I say crazy like a fox!
Kelly wants players who will unflinchingly follow directions, from sleeping patterns to route concepts. The new additions – from Sam Bradford to DeMarco Murray to Byron Maxwell (above) – are as much about changing the physical dynamic of Eagles’ roster as they are about scheme fit.
Kelly’s wishes were clearest in his moves to remake the Eagles’ running backs corps. Shady McCoy, an extremely talented, yet frustrating, back, was dealt for rangy linebacker Kiko Alonso. In McCoy’s place, Kelly signed Murray and former Charger Ryan Mathews, a pair of downhill runners who will follow the blocking scheme rather than dance behind the line.
For all of his talent, McCoy finished seven games last season with an average of under 4 yards per carry, three times finishing games with an average below 1.7 yards. That sort of inefficiency can kill any offense but is particularly damaging to an offense like the one Kelly runs, in which pace, consistency and overall effectiveness trump individual successes.
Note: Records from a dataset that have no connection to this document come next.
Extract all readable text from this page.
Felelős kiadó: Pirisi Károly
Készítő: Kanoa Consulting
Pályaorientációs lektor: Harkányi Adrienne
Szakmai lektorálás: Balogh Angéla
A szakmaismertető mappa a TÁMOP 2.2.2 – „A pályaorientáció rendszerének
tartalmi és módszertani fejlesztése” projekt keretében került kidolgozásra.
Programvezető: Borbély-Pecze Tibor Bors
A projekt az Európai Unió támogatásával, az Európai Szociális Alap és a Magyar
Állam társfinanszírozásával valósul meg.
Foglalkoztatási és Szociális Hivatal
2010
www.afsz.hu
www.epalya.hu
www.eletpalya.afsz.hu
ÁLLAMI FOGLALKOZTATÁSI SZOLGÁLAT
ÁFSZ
In Bradford, Kelly saw the talent of a former No. 1 overall pick, a quarterback floundering under bad coaching in a wayward NFL city with little around him in the way of complementary talent. He also saw a passer who, if protected, could thrive in a pace-driven system based on quick decisions and defined reads.
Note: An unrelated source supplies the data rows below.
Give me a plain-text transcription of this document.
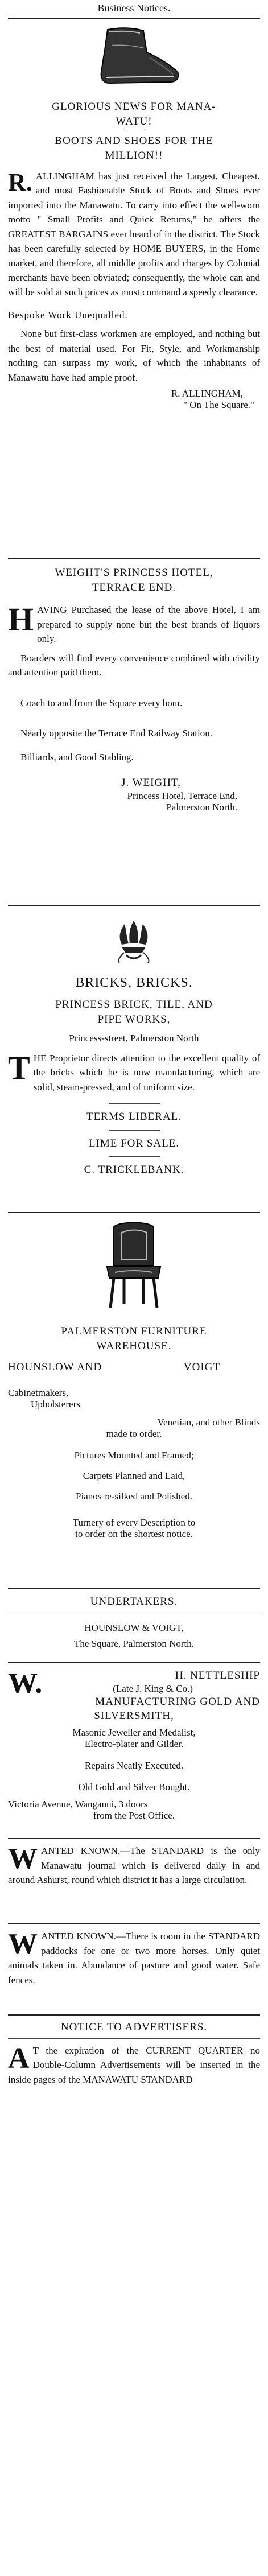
Business Notices.
GLORIOUS NEWS FOR MANA-
WATU!
BOOTS AND SHOES FOR THE
MILLION!!
R. ALLINGHAM has just received the Largest, Cheapest, and most Fashionable Stock of Boots and Shoes ever imported into the Manawatu. To carry into effect the well-worn motto " Small Profits and Quick Returns," he offers the GREATEST BARGAINS ever heard of in the district. The Stock has been carefully selected by HOME BUYERS, in the Home market, and therefore, all middle profits and charges by Colonial merchants have been obviated; consequently, the whole can and will be sold at such prices as must command a speedy clearance.

Bespoke Work Unequalled.

None but first-class workmen are employed, and nothing but the best of material used. For Fit, Style, and Workmanship nothing can surpass my work, of which the inhabitants of Manawatu have had ample proof.

R. ALLINGHAM,
" On The Square."
WEIGHT'S PRINCESS HOTEL,
TERRACE END.
H AVING Purchased the lease of the above Hotel, I am prepared to supply none but the best brands of liquors only.

Boarders will find every convenience combined with civility and attention paid them.

Coach to and from the Square every hour.

Nearly opposite the Terrace End Railway Station.

Billiards, and Good Stabling.

J. WEIGHT,
Princess Hotel, Terrace End,
Palmerston North.
BRICKS, BRICKS.
PRINCESS BRICK, TILE, AND
PIPE WORKS,
Princess-street, Palmerston North
T HE Proprietor directs attention to the excellent quality of the bricks which he is now manufacturing, which are solid, steam-pressed, and of uniform size.

TERMS LIBERAL.
LIME FOR SALE.
C. TRICKLEBANK.
PALMERSTON FURNITURE
WAREHOUSE.
HOUNSLOW AND	VOIGT
Cabinetmakers,
Upholsterers
Venetian, and other Blinds
made to order.
Pictures Mounted and Framed;
Carpets Planned and Laid,
Pianos re-silked and Polished.
Turnery of every Description to
to order on the shortest notice.
UNDERTAKERS.
HOUNSLOW & VOIGT,
The Square, Palmerston North.
W.	H. NETTLESHIP
(Late J. King & Co.)
MANUFACTURING GOLD AND
SILVERSMITH,
Masonic Jeweller and Medalist,
Electro-plater and Gilder.
Repairs Neatly Executed.
Old Gold and Silver Bought.
Victoria Avenue, Wanganui, 3 doors
from the Post Office.
W ANTED KNOWN.—The STANDARD is the only Manawatu journal which is delivered daily in and around Ashurst, round which district it has a large circulation.

W ANTED KNOWN.—There is room in the STANDARD paddocks for one or two more horses. Only quiet animals taken in. Abundance of pasture and good water. Safe fences.

NOTICE TO ADVERTISERS.
A T the expiration of the CURRENT QUARTER no Double-Column Advertisements will be inserted in the inside pages of the MANAWATU STANDARD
In 6-foot-3 slot wideout Jordan Matthews, rookie Nelson Agholor, tight ends Zach Ertz and Brent Celek and running back Darren Sproles, Bradford will have his best group of targets in six years.
It’s not unrealistic to expect Bradford to have the most efficient year of his career after Mark Sanchez and Nick Foles combined to complete 61.8 percent of their attempts for 4,581 yards, 27 touchdowns and 21 interceptions last season. The question, of course, is not Bradford’s ability to hit a 15-yard out or pop pass, but whether he’ll remain on the field for a full season. Bradford played 16 games once in the past four seasons, including all of 2014 after tearing the ACL in his left knee for the second time in less than two years.
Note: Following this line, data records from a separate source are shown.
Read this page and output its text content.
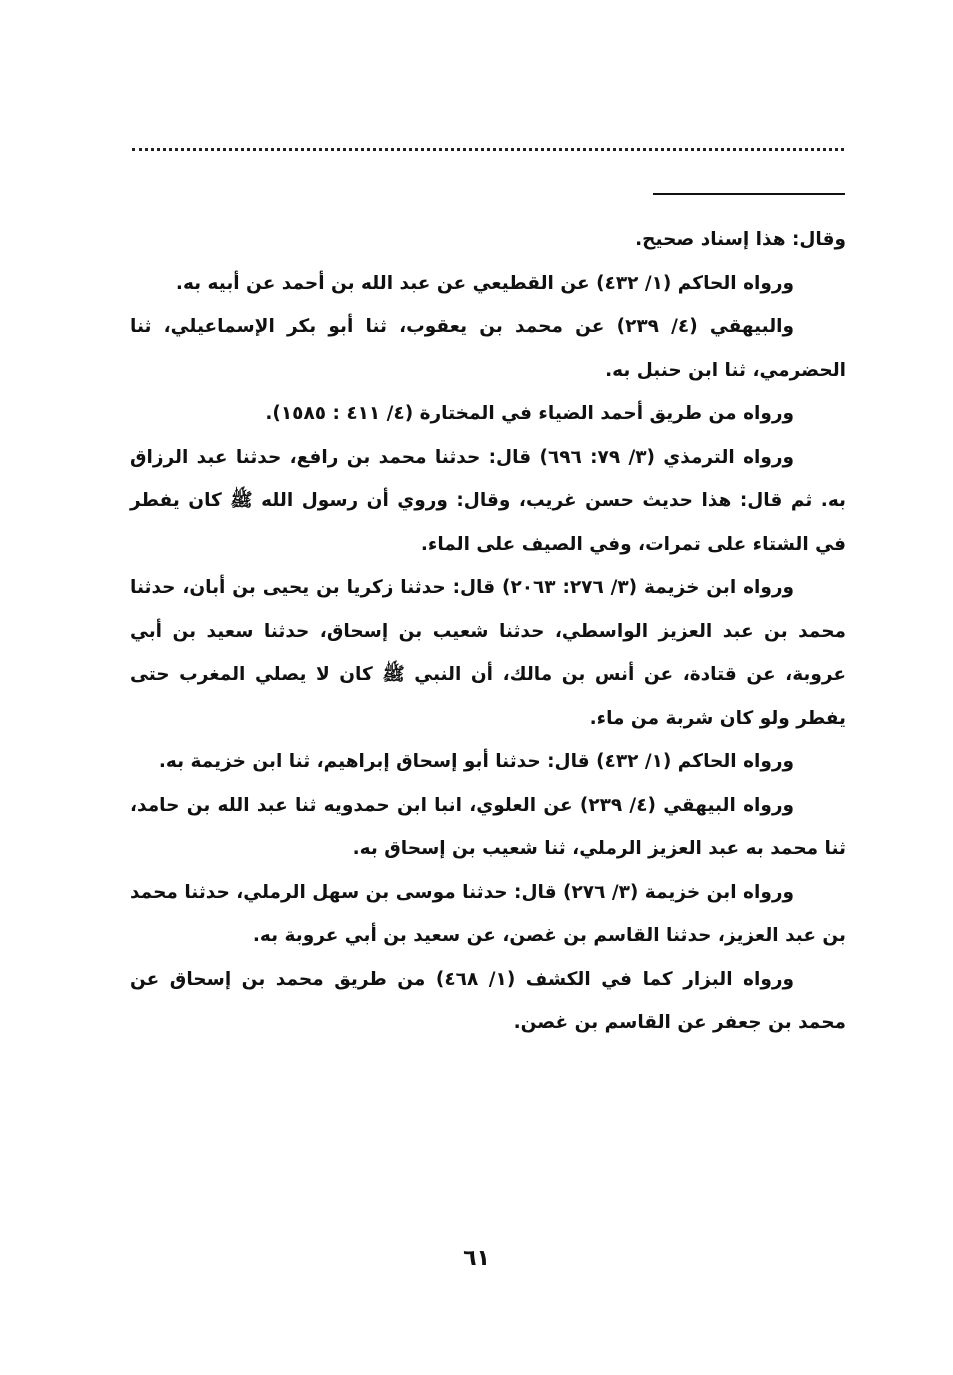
وقال: هذا إسناد صحيح.

ورواه الحاكم (١/ ٤٣٢) عن القطيعي عن عبد الله بن أحمد عن أبيه به.

والبيهقي (٤/ ٢٣٩) عن محمد بن يعقوب، ثنا أبو بكر الإسماعيلي، ثنا الحضرمي، ثنا ابن حنبل به.

ورواه من طريق أحمد الضياء في المختارة (٤/ ٤١١ : ١٥٨٥).

ورواه الترمذي (٣/ ٧٩: ٦٩٦) قال: حدثنا محمد بن رافع، حدثنا عبد الرزاق به. ثم قال: هذا حديث حسن غريب، وقال: وروي أن رسول الله ﷺ كان يفطر في الشتاء على تمرات، وفي الصيف على الماء.

ورواه ابن خزيمة (٣/ ٢٧٦: ٢٠٦٣) قال: حدثنا زكريا بن يحيى بن أبان، حدثنا محمد بن عبد العزيز الواسطي، حدثنا شعيب بن إسحاق، حدثنا سعيد بن أبي عروبة، عن قتادة، عن أنس بن مالك، أن النبي ﷺ كان لا يصلي المغرب حتى يفطر ولو كان شربة من ماء.

ورواه الحاكم (١/ ٤٣٢) قال: حدثنا أبو إسحاق إبراهيم، ثنا ابن خزيمة به.

ورواه البيهقي (٤/ ٢٣٩) عن العلوي، انبا ابن حمدويه ثنا عبد الله بن حامد، ثنا محمد به عبد العزيز الرملي، ثنا شعيب بن إسحاق به.

ورواه ابن خزيمة (٣/ ٢٧٦) قال: حدثنا موسى بن سهل الرملي، حدثنا محمد بن عبد العزيز، حدثنا القاسم بن غصن، عن سعيد بن أبي عروبة به.

ورواه البزار كما في الكشف (١/ ٤٦٨) من طريق محمد بن إسحاق عن محمد بن جعفر عن القاسم بن غصن.

٦١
While Kelly needs a healthy Bradford to compete with the NFC’s elite, the Eagles’ makeover in the secondary shouldn’t be overlooked. Despite finishing second in the NFL with 49 sacks last season, the Eagles still allowed a mind-numbing 72 passing plays of 20-plus yards and 18 plays of 40-plus, both league leaders.
With Maxwell and second-round pick Eric Rowe, Kelly got bigger and more athletic at corner, while cornerback-turned-safety Walter Thurmond pairs with Malcolm Jenkins to give the Eagles two rangy coverage options in the back end. Simply aiming for league average play in the secondary could do wonders behind one of the best front sevens in the league.
For all of the genius talk over the past two years, never has Kelly’s reputation been more scrutinized and debated than the past six months. There’s no doubting this Eagles roster better fits Kelly’s vision of what it takes to succeed in the NFL, but whether it even can remains to be seen. In addition to Bradford’s brittle frame, Murray and Matthews have a combined two healthy seasons between them, while Maxwell’s success came in the bubble of Seattle. The best-case scenario could produce an NFC title contender, but the room for failure and the amount of questions attached to Kelly’s makeover are just as great.